Buddy Project bridges off-campus distances, sparks friendships
Sanchit Pradhan, Tanishaa Jain & Uzair Firdausi
When Kabir (name changed on request) took admission in Jindal Global University (JGU) this year, he was acutely self-conscious.
Reason? His age — Kabir is 26 years old in a class comprising mostly 18- or 19-year-olds. Worse: with classes moving online because of the pandemic, he could neither meet his teachers nor his fellow students in person.
But the Buddy Project held on Aug. 28 helped him get out of his shell. Now, he eagerly looks forward to the day when on-campus classes resume, and he can meet his new buddies beyond the virtual world.
“The Buddy Project is a great bridge between school and college,” said Madhur Arora, vice-president of the Jindal Global Law School (JGLS) student council.
It is a three-day orientation programme organised by senior students — second year and upwards — for their new juniors. This time, though, the pandemic cast a shadow on the project.
With students insisting on this tradition of JGU, buddies and volunteers were assigned, they were divided into groups, and led by seven chairpersons.

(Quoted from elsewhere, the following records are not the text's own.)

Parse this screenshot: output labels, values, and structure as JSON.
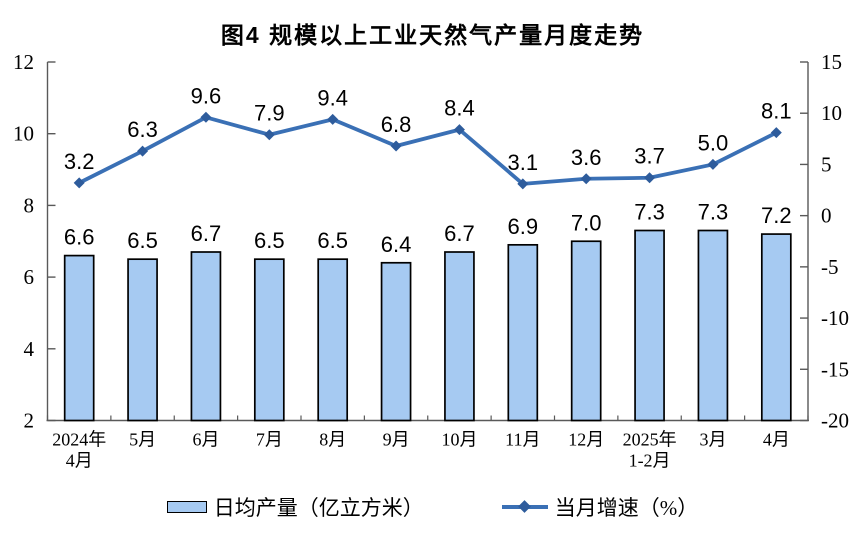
{
  "title": "图4  规模以上工业天然气产量月度走势",
  "colors": {
    "bar_fill": "#A6CAF2",
    "bar_border": "#000000",
    "line": "#3A70B5",
    "marker": "#2E5C9C",
    "axis": "#595959",
    "text": "#000000"
  },
  "chart_data": {
    "type": "bar+line",
    "title": "图4  规模以上工业天然气产量月度走势",
    "categories": [
      [
        "2024年",
        "4月"
      ],
      [
        "5月"
      ],
      [
        "6月"
      ],
      [
        "7月"
      ],
      [
        "8月"
      ],
      [
        "9月"
      ],
      [
        "10月"
      ],
      [
        "11月"
      ],
      [
        "12月"
      ],
      [
        "2025年",
        "1-2月"
      ],
      [
        "3月"
      ],
      [
        "4月"
      ]
    ],
    "series": [
      {
        "name": "日均产量（亿立方米）",
        "type": "bar",
        "axis": "left",
        "values": [
          6.6,
          6.5,
          6.7,
          6.5,
          6.5,
          6.4,
          6.7,
          6.9,
          7.0,
          7.3,
          7.3,
          7.2
        ]
      },
      {
        "name": "当月增速（%）",
        "type": "line",
        "axis": "right",
        "values": [
          3.2,
          6.3,
          9.6,
          7.9,
          9.4,
          6.8,
          8.4,
          3.1,
          3.6,
          3.7,
          5.0,
          8.1
        ]
      }
    ],
    "left_axis": {
      "min": 2,
      "max": 12,
      "ticks": [
        2,
        4,
        6,
        8,
        10,
        12
      ]
    },
    "right_axis": {
      "min": -20,
      "max": 15,
      "ticks": [
        -20,
        -15,
        -10,
        -5,
        0,
        5,
        10,
        15
      ]
    },
    "grid": false,
    "legend_position": "bottom",
    "data_labels": true
  }
}
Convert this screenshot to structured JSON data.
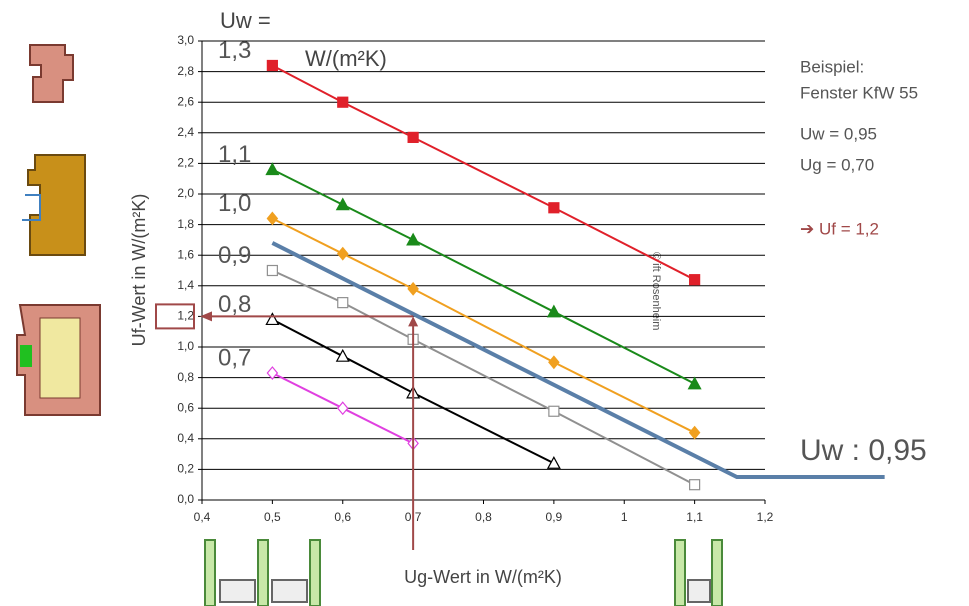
{
  "chart_data": {
    "type": "line",
    "xlabel": "Ug-Wert in W/(m²K)",
    "ylabel": "Uf-Wert in W/(m²K)",
    "header_prefix": "Uw =",
    "header_unit": "W/(m²K)",
    "watermark": "© ift Rosenheim",
    "xlim": [
      0.4,
      1.2
    ],
    "ylim": [
      0,
      3
    ],
    "xticks": [
      {
        "value": 0.4,
        "label": "0,4"
      },
      {
        "value": 0.5,
        "label": "0,5"
      },
      {
        "value": 0.6,
        "label": "0,6"
      },
      {
        "value": 0.7,
        "label": "0,7"
      },
      {
        "value": 0.8,
        "label": "0,8"
      },
      {
        "value": 0.9,
        "label": "0,9"
      },
      1,
      {
        "value": 1.1,
        "label": "1,1"
      },
      {
        "value": 1.2,
        "label": "1,2"
      }
    ],
    "yticks": [
      {
        "value": 0,
        "label": "0,0"
      },
      {
        "value": 0.2,
        "label": "0,2"
      },
      {
        "value": 0.4,
        "label": "0,4"
      },
      {
        "value": 0.6,
        "label": "0,6"
      },
      {
        "value": 0.8,
        "label": "0,8"
      },
      {
        "value": 1.0,
        "label": "1,0"
      },
      {
        "value": 1.2,
        "label": "1,2"
      },
      {
        "value": 1.4,
        "label": "1,4"
      },
      {
        "value": 1.6,
        "label": "1,6"
      },
      {
        "value": 1.8,
        "label": "1,8"
      },
      {
        "value": 2.0,
        "label": "2,0"
      },
      {
        "value": 2.2,
        "label": "2,2"
      },
      {
        "value": 2.4,
        "label": "2,4"
      },
      {
        "value": 2.6,
        "label": "2,6"
      },
      {
        "value": 2.8,
        "label": "2,8"
      },
      {
        "value": 3.0,
        "label": "3,0"
      }
    ],
    "grid": true,
    "series": [
      {
        "name": "1,3",
        "color": "#e0202a",
        "marker": "square",
        "marker_filled": true,
        "x": [
          0.5,
          0.6,
          0.7,
          0.9,
          1.1
        ],
        "values": [
          2.84,
          2.6,
          2.37,
          1.91,
          1.44
        ]
      },
      {
        "name": "1,1",
        "color": "#1a8a1a",
        "marker": "triangle",
        "marker_filled": true,
        "x": [
          0.5,
          0.6,
          0.7,
          0.9,
          1.1
        ],
        "values": [
          2.16,
          1.93,
          1.7,
          1.23,
          0.76
        ]
      },
      {
        "name": "1,0",
        "color": "#f0a020",
        "marker": "diamond",
        "marker_filled": true,
        "x": [
          0.5,
          0.6,
          0.7,
          0.9,
          1.1
        ],
        "values": [
          1.84,
          1.61,
          1.38,
          0.9,
          0.44
        ]
      },
      {
        "name": "0,9",
        "color": "#909090",
        "marker": "square",
        "marker_filled": false,
        "x": [
          0.5,
          0.6,
          0.7,
          0.9,
          1.1
        ],
        "values": [
          1.5,
          1.29,
          1.05,
          0.58,
          0.1
        ]
      },
      {
        "name": "0,8",
        "color": "#000000",
        "marker": "triangle",
        "marker_filled": false,
        "x": [
          0.5,
          0.6,
          0.7,
          0.9
        ],
        "values": [
          1.18,
          0.94,
          0.7,
          0.24
        ]
      },
      {
        "name": "0,7",
        "color": "#e040e0",
        "marker": "diamond",
        "marker_filled": false,
        "x": [
          0.5,
          0.6,
          0.7
        ],
        "values": [
          0.83,
          0.6,
          0.37
        ]
      }
    ],
    "highlight": {
      "name": "Uw : 0,95",
      "color": "#5a7fa8",
      "x": [
        0.5,
        1.16,
        1.37
      ],
      "values": [
        1.68,
        0.15,
        0.15
      ]
    },
    "guide": {
      "x": 0.7,
      "y": 1.2,
      "color": "#a04848"
    },
    "example": {
      "title": "Beispiel:",
      "subtitle": "Fenster KfW 55",
      "uw": "Uw = 0,95",
      "ug": "Ug = 0,70",
      "result": "➔ Uf = 1,2"
    }
  }
}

Arora, one of the chairpersons, said: “Freshers are unfamiliar with the environment on campus. The Buddy Project is a safe space, where they feel accepted.”
True enough: at the end of the workshop on gender, sex and sexuality, one student said they now felt comfortable enough to acknowledge their non-cisgender identity.
Some of the more popular events were “Talent Night”, “Treasure Hunt”, and “Themed Hangouts”.
While the first two are Buddy Project staples, the last one was a new idea. Chatrooms were created based on themes. Freshers could get together and talk about these.
These themes ranged from TV shows like Friends and Brooklyn Nine-Nine to a music-themed room called Riff-off. In another one called Dilli Dilwalon Ki, freshers from south Indian states were introduced to Delhi and north Indian culture.
“The idea of the chat rooms felt like a gamble,” said Shubham Gupta, one of the chairs and JGLS student council president, “because it depended heavily on self-motivated enthusiasm and camaraderie among the freshers.”
But the result delighted him. “The freshers were comfortable, confident, and enthusiastic.”
One fresher, Anirudha K Viswanathan from Bengaluru, corroborated this.
“People were a little awkward on the first day, the cameras were switched off,” he said. “But soon, they started switching on their cameras. I did too.”
He was sceptical about making friends like this, but now he is a part of several WhatsApp and Instagram groups with his new buddies.
“The groups are so active that if you put the phone down for 20 minutes, some 200 new text messages pop up,” he said.